Washington

What It Will Take to Win Biden’s War on Lead Pipes

President Joe Biden’s American Jobs Plan has finally declared war on lead pipes and contaminated drinking water and puts real resources on the table. But funding alone – even to the tune of $111 billion – won’t be enough.

Here’s what Americans and Congress need to know about what it will take to truly replace every lead service line in the country:

First, we need to understand that we’ve underinvested in water infrastructure for decades. Funding for water systems peaked in the 1970s and has since fallen by 77 percent in real terms. Put differently, federal funding provided 63 percent of capital spending in the water sector in 1977. By 2017, it had fallen to just 9 percent of capital spending.

This is particularly troubling because there’s a direct line between poor funding and some of the most disturbing water crises in recent memory: Just months ago, as many as 13 million Texans found themselves without access to safe drinking water amid a winter storm. And in 2014, corroded lead pipes caused children’s blood lead levels to double in Flint, Mich. Both man-made and natural disasters expose vulnerabilities in our water infrastructure, and low-income communities and people of color often face the most serious and disproportionate health risks.

Absent funds or a policy emphasis on replacing service lines, our approach for the last 30 years has been to use treatment practices and chemical additives to prevent pipe corrosion that causes lead to enter our drinking water. As we saw when Michigan sought to cut costs by forcing Flint to switch from the Detroit River to the more corrosive source water of the Flint River, water treatment-based regulations can fail with catastrophic consequences.

Second, before we can replace lead service lines, we have to find them. And that won’t be easy.

Lead pipes were installed in American cities from the early 1800s until 1988, when the Environmental Protection Agency finally banned the practice. But most cities have little or unreliable data about where lead service lines were installed. What information does exist is scattered on note cards, engineering designs and in the minds of the most veteran employees, many of whom will retire in the next decade.

To find this secret network of toxic pipes, utilities will need to carefully comb over records, digitize their inventory data and engage key community partners, particularly in underserved neighborhoods. It can cost up to $1,000 just to dig up and verify the existence of a lead line, not counting the $2,500 average per-line replacement cost. For some communities, data science may provide an efficient way to find these lead pipes. And modern tools will be essential forgetting the job done with a sense of urgency.

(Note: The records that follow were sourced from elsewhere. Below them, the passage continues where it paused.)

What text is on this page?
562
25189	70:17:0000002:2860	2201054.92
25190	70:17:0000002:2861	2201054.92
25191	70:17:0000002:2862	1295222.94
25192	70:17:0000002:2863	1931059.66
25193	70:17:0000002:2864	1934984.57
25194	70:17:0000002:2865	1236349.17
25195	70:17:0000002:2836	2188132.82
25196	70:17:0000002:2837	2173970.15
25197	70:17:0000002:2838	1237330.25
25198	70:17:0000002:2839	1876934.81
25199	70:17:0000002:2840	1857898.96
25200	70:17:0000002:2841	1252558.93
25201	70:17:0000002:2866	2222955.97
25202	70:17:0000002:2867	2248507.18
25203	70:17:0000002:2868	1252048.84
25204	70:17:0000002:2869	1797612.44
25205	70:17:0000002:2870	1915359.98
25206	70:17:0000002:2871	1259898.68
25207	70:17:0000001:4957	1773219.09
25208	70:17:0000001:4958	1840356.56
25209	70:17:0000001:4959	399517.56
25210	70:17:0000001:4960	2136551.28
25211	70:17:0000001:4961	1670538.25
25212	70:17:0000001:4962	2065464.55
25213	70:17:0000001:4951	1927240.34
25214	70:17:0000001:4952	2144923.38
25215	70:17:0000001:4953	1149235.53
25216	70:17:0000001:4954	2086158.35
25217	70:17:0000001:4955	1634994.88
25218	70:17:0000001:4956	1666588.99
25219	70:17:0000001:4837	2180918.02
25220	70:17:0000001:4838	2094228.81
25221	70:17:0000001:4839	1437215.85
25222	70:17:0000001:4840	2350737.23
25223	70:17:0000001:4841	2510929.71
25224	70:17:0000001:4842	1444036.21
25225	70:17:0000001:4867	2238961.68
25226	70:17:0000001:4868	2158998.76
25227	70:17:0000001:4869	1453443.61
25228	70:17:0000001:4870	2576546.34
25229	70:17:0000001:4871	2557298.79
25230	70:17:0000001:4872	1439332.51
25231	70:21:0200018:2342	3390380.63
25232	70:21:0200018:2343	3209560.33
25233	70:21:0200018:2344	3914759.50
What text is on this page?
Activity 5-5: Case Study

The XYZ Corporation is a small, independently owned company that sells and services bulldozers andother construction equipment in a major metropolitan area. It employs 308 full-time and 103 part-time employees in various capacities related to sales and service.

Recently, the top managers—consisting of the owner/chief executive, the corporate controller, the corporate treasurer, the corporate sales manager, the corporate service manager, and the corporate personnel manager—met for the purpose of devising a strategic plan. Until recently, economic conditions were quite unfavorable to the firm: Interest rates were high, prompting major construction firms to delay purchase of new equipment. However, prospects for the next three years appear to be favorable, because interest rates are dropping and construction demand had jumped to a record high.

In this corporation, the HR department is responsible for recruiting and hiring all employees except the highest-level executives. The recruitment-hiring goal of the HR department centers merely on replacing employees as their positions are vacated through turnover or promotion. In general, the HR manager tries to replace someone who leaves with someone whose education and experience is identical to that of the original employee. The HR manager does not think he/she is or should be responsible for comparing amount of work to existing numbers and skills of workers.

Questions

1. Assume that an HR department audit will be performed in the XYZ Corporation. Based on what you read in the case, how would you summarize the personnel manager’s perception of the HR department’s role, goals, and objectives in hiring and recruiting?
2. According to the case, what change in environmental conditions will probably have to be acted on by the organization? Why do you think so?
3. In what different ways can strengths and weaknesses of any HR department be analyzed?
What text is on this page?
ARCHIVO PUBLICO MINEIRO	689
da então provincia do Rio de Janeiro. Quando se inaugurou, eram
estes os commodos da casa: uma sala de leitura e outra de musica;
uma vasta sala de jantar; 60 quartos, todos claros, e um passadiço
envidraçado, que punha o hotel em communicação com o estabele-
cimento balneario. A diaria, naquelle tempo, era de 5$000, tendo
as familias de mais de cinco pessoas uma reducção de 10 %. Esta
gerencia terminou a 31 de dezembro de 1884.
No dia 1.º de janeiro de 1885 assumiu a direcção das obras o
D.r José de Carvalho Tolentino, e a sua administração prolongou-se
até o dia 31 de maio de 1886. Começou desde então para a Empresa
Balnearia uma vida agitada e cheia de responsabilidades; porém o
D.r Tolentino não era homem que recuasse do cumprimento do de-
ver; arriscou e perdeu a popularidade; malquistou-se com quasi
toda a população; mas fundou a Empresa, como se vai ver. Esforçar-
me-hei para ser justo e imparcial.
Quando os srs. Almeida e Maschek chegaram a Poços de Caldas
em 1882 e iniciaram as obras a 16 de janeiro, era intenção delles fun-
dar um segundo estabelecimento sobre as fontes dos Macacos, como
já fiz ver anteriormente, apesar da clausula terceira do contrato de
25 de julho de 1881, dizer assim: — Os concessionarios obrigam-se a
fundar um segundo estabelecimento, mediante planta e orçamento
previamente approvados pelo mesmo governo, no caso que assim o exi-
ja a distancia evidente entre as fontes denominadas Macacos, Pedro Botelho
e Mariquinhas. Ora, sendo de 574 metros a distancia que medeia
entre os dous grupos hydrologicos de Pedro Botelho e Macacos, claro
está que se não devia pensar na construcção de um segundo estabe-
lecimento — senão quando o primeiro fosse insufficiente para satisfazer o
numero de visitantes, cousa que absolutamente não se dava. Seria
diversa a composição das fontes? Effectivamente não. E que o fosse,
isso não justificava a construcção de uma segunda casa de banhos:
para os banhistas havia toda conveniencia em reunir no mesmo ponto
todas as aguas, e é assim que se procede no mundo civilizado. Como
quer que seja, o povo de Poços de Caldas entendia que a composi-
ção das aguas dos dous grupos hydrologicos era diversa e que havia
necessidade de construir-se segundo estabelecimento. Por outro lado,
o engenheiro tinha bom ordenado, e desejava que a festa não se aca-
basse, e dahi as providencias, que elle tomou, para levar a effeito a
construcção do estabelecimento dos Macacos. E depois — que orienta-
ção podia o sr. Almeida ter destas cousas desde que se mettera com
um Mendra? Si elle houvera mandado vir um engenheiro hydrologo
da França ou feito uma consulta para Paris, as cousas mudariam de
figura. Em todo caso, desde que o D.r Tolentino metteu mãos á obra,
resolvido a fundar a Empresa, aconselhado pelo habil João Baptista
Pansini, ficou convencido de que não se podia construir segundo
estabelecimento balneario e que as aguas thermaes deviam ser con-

Additionally, current estimates about the number of lead service lines in use likely undercount the severity of the problem.

We think there are somewhere between 6 and 10 million lead service lines in the United States, serving up 20 million Americans. But this data is based on a patchwork of survey research. And where service lines have been replaced, they’ve often been insufficiently documented, further compounding our information problem.

Even the limited data we have suggests that these lead service lines are disproportionately located in older homes or in urban and lower-income areas.

This fact highlights a final critical point. Legislation regarding lead service line replacement must also spell out clear environmental justice measures to ensure low-income areas and communities of color receive attention and investment first. This is a vital opportunity to correct the missteps of the past.

The president specifically calls for $45 billion in lead service line replacement funding to be channeled through State Revolving Funds (the banks that support drinking and wastewater projects) and the EPA’s WIIN Grant program. These are highly effective funding sources that can prioritize underserved communities, and these resources will be essential if Congress and the president are truly committed to replacing every lead service line in America.

As the president stated, clean and safe water is a basic human right and we need to ensure all Americans truly have access to this vision. We know what needs to happen. And now America’s water professionals may finally have the resources to do it.

Erica Walker is director of environmental policy and programs at 120Water and previously managed statewide drinking water lead sampling programs for public schools in Indiana.